Prosecutors have difficulty winning such cases because they must prove that store owners knew the guns they sold were destined for someone not eligible to buy a weapon legally. Gun store owners have complained the law is difficult to abide by because it holds them responsible for what happens to guns after they are legitimately sold.
Lipsitz wrote in the lawsuit that his clients sold weapons to people who filled out all forms and passed police background checks.
"Yet despite all that, they now find themselves faced with an ultimate sanction, loss of licensure, because they were not wise enough to recognize deception practiced upon them by ATF agents," the suit says.
In his 20-page defense of the store, Lipsitz argues that the government tricked the owners during several undercover stings.
"Firearms dealers are not yet required to keep behind their counters either crystal balls, mind readers or polygraph machines to discern the intentions of prospective customers or the validity and truthfulness of statements made to them by prospective firearms purchasers," the suit says.
Baltimore Gunsmith has long been a source of complaints by handgun-control advocates, who repeatedly protested outside the store, and city police, who once called it "the 7-Eleven of gun stores."
State and federal authorities have failed in attempts to close the store and charge Larry DiMartino and his brother, previous owner Anthony DiMartino, with gun offenses.
A study by the ATF in 1997 found that 19 percent of guns seized in Baltimore crimes were purchased at Baltimore Gunsmith, putting it at the top of a list of seven Baltimore-area gun dealers from which nearly half of the guns used illegally in Baltimore were obtained.
In ordering DiMartino's license pulled, Mary Jo Hughes, director of industry operations for the Baltimore ATF office, ruled that both DiMartinos and their store "have willfully violated the Gun Control Act."
In her written ruling, Hughes recounted several examples from the February hearing, which was closed to the public.
One dates to 1991, when Sheila Kelly bought eight guns on two occasions for Anthony Jones, who has since been convicted and sentenced to life in prison for running an East Baltimore drug organization linked to more than a dozen killings. Jones, 17 at the time, accompanied Kelly into the store and handed her the money for the transaction, the ATF said.
In subsequent years, the ATF said, it sent in several undercover agents, who they say made it clear to store owners that they were buying guns for other people. Those included an Uzi, a Colt Python .357-caliber Magnum revolver and two Sig Saur pistols.
In 1993, the ATF said, Larry DiMartino sold an undercover agent three guns, including a Desert Eagle Israel Military Industries .44-caliber Magnum pistol. The ATF said the store listed the sale to a woman, even though its male agent, a non-Maryland resident who was therefore barred from buying guns from a licensed in-state dealer, handed over the money and walked out of the store with the weapons.
The bulk of the ATF's case against the store stems from a 1997 undercover sting in which an agent posing as a waitress bought a $195 Beretta pistol and, in secretly recorded conversations, tried to make it clear that she was buying the gun for a convicted murderer whom the DiMartinos knew.
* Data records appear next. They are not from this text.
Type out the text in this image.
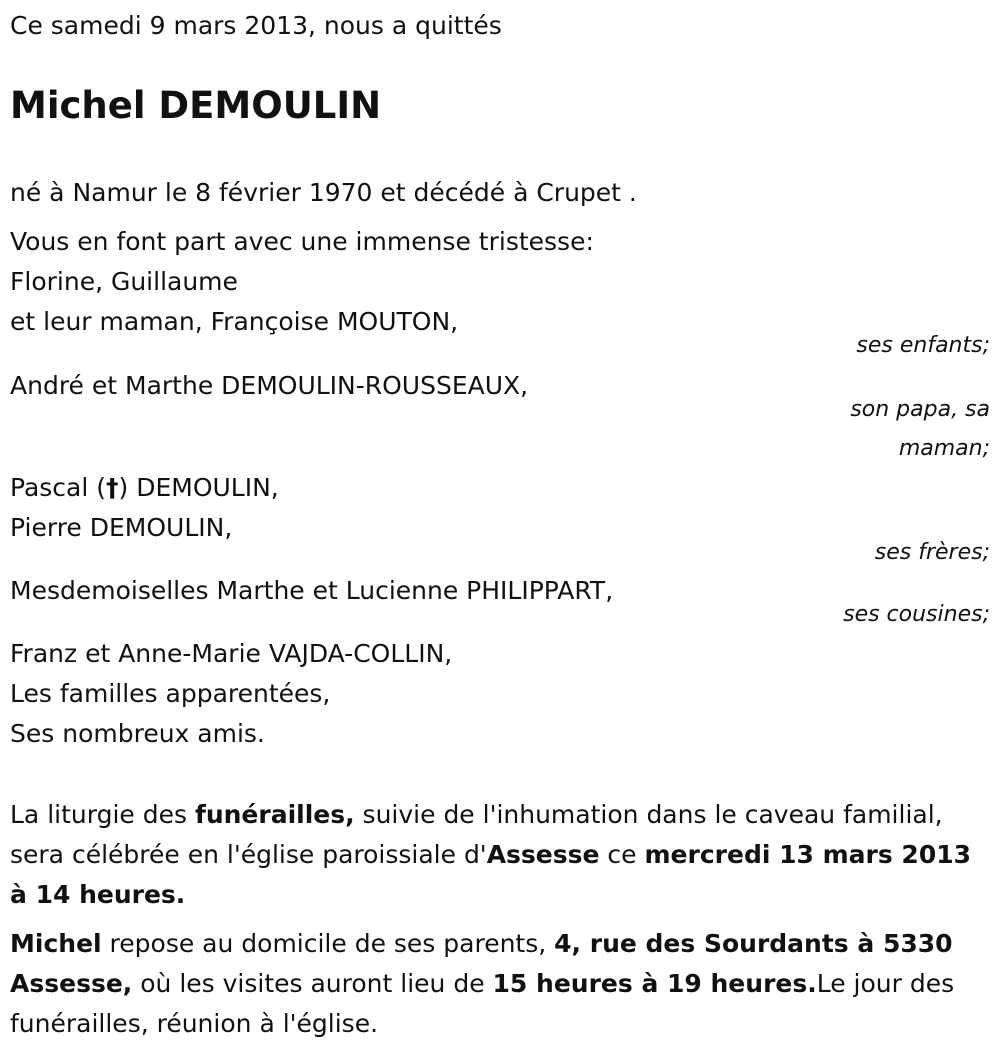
Ce samedi 9 mars 2013, nous a quittés
Michel DEMOULIN
né à Namur le 8 février 1970 et décédé à Crupet .
Vous en font part avec une immense tristesse:
Florine, Guillaume
et leur maman, Françoise MOUTON,
ses enfants;
André et Marthe DEMOULIN-ROUSSEAUX,
son papa, sa
maman;
Pascal (†) DEMOULIN,
Pierre DEMOULIN,
ses frères;
Mesdemoiselles Marthe et Lucienne PHILIPPART,
ses cousines;
Franz et Anne-Marie VAJDA-COLLIN,
Les familles apparentées,
Ses nombreux amis.
La liturgie des funérailles, suivie de l'inhumation dans le caveau familial, sera célébrée en l'église paroissiale d'Assesse ce mercredi 13 mars 2013 à 14 heures.
Michel repose au domicile de ses parents, 4, rue des Sourdants à 5330 Assesse, où les visites auront lieu de 15 heures à 19 heures.Le jour des funérailles, réunion à l'église.
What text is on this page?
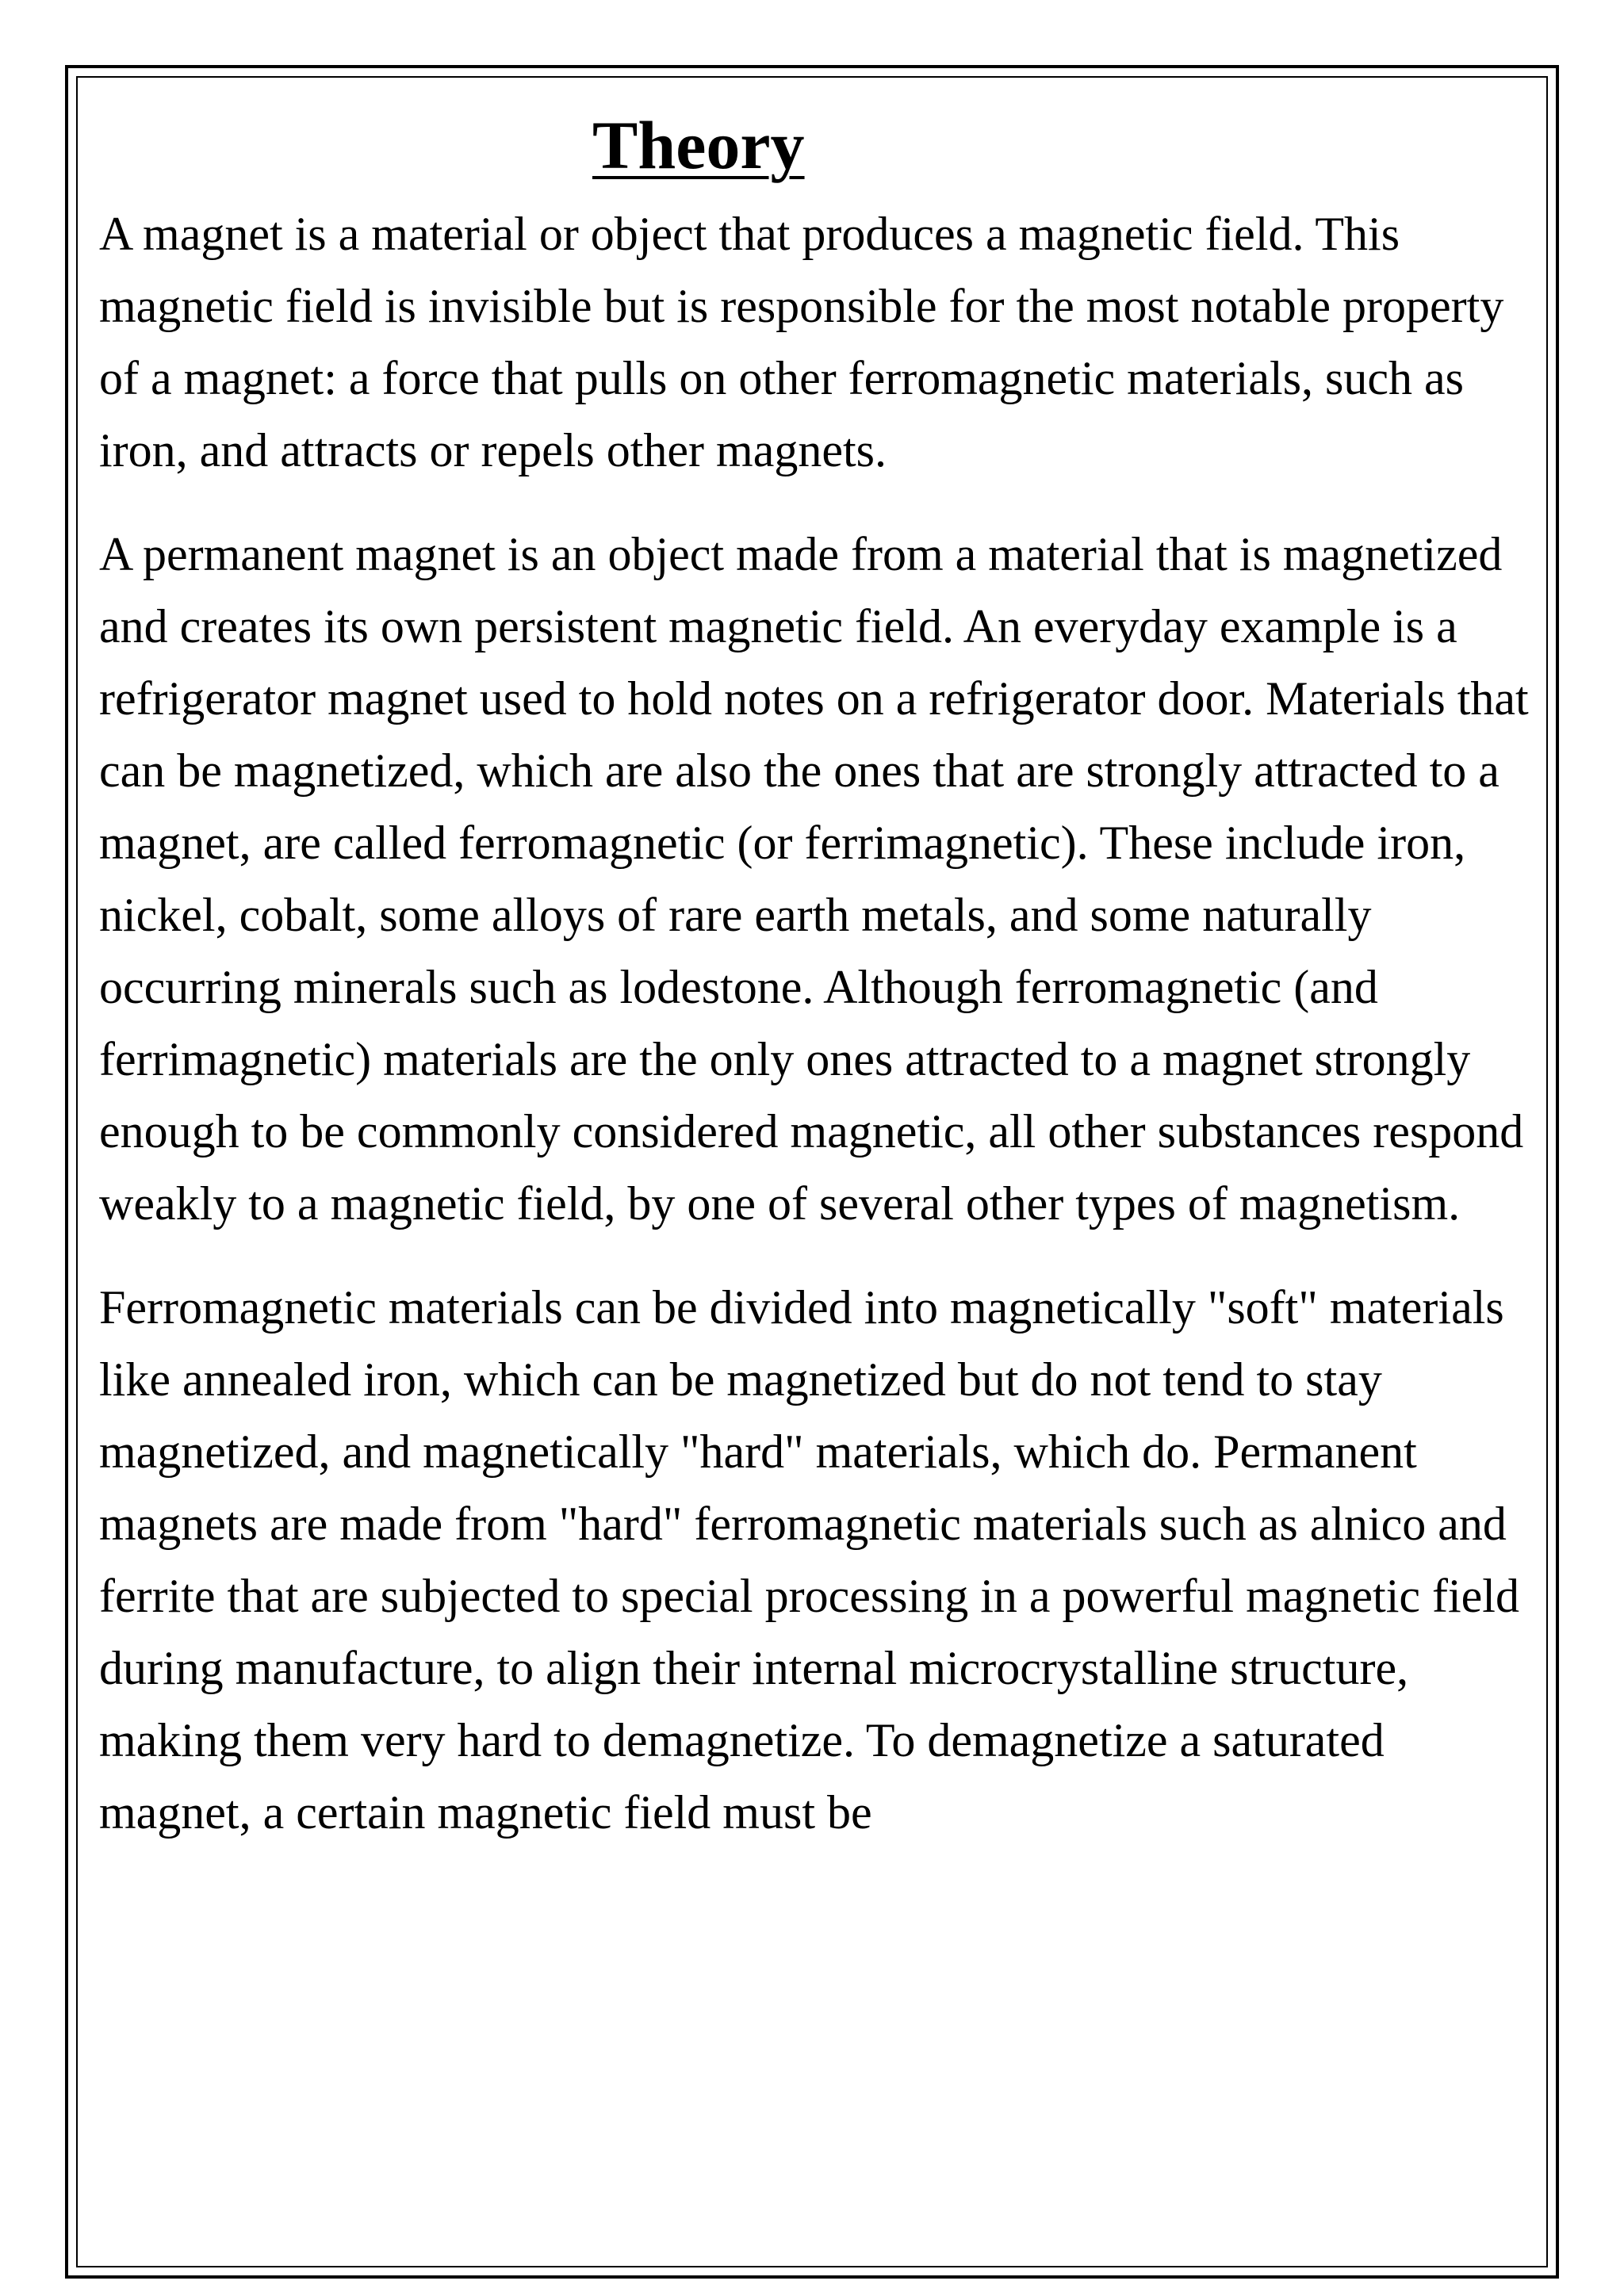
Theory

A magnet is a material or object that produces a magnetic field. This magnetic field is invisible but is responsible for the most notable property of a magnet: a force that pulls on other ferromagnetic materials, such as iron, and attracts or repels other magnets.

A permanent magnet is an object made from a material that is magnetized and creates its own persistent magnetic field. An everyday example is a refrigerator magnet used to hold notes on a refrigerator door. Materials that can be magnetized, which are also the ones that are strongly attracted to a magnet, are called ferromagnetic (or ferrimagnetic). These include iron, nickel, cobalt, some alloys of rare earth metals, and some naturally occurring minerals such as lodestone. Although ferromagnetic (and ferrimagnetic) materials are the only ones attracted to a magnet strongly enough to be commonly considered magnetic, all other substances respond weakly to a magnetic field, by one of several other types of magnetism.

Ferromagnetic materials can be divided into magnetically "soft" materials like annealed iron, which can be magnetized but do not tend to stay magnetized, and magnetically "hard" materials, which do. Permanent magnets are made from "hard" ferromagnetic materials such as alnico and ferrite that are subjected to special processing in a powerful magnetic field during manufacture, to align their internal microcrystalline structure, making them very hard to demagnetize. To demagnetize a saturated magnet, a certain magnetic field must be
Federal prosecutors, for reasons they would not specify, declined to prosecute the case. The state attorney general's office took up the case but was barred from using the federal wiretap in state court because Maryland law allows secret recordings by police only in cases directly involving murder, drugs or gambling.
A jury acquitted Anthony DiMartino of engaging in a straw purchase, a defeat in the state's first attempt to convict someone under the 1996 straw-purchase law.
The ATF used the recordings during its administrative hearing, which Hughes cited as ample evidence to deny a license to the DiMartinos.
Special Agent Michael Campbell, a spokesman for the Baltimore ATF field office, said his office is targeting troublesome stores more aggressively. He would not comment on any active investigations.
"We are starting to take a more proactive approach to take a stance against dealers to try to skirt the law or who aren't accurately keeping records," he said.